Felidae | Felines
Felidae, or Felines, is a terrestrial family of furry four-legged mammalian obligate carnivores with a tendency to meow. Felidae have the most diverse fur patterns of all terrestrial carnivores, ranging from spots to stripes to solids. The family of Felidae includes domestic cats, as well as, big, wild cats such as lions. All members of the Felidae family have retractable claws and a knack for hunting and stalking their prey. While there are similarities between members of the Felidae family, there are still many differences; most live alone, but lions live in prides, and feral cats form colonies, they can live in deserts, the arctic, or jungles, and some are nocturnal while others are active during the day.
Felines can be traced back to 37 million years ago and are native to almost every region except for Australia and Antarctica. Smaller cats specifically can be traced back to western Eurasia about 10 million years ago. The domestic cat originated in ancient Egypt and Near East and was domesticated about 10,000 years ago.

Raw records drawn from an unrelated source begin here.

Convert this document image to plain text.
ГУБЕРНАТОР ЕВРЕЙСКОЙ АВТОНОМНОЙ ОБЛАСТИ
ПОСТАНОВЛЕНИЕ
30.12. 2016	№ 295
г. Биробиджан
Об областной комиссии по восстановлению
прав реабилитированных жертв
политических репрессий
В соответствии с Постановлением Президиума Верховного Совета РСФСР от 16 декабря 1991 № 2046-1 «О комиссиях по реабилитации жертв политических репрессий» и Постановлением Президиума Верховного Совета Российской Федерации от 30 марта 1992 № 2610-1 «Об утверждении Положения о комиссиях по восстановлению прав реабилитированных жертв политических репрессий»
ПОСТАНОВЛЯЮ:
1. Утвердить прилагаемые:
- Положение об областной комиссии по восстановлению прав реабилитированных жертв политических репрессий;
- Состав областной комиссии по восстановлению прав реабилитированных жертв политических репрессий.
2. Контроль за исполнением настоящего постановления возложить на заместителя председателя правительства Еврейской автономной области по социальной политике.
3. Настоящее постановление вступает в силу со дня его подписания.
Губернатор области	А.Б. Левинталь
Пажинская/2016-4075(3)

Lions are the only felines that truly live in groups called prides. In prides all the females are related and live with the pride for life. A pride typically consists of 5 or 6 female lions, their cubs, and 1 or 2 male lions that mate with the female lions. Cheetah males may gather in bachelor groups temporarily.
The biggest feline species is the liger, the hybrid of the lion and tiger that was developed by breeding a male lion and a female tiger. The liger weights about 795 lbs (360 kg) and can reach a length of 11 to 12 feet (3.35 – 3.65 m) with a height of 6 feet (1.82 m). Other big feline species are the Siberian Tiger, Bengal Tiger, and Lion.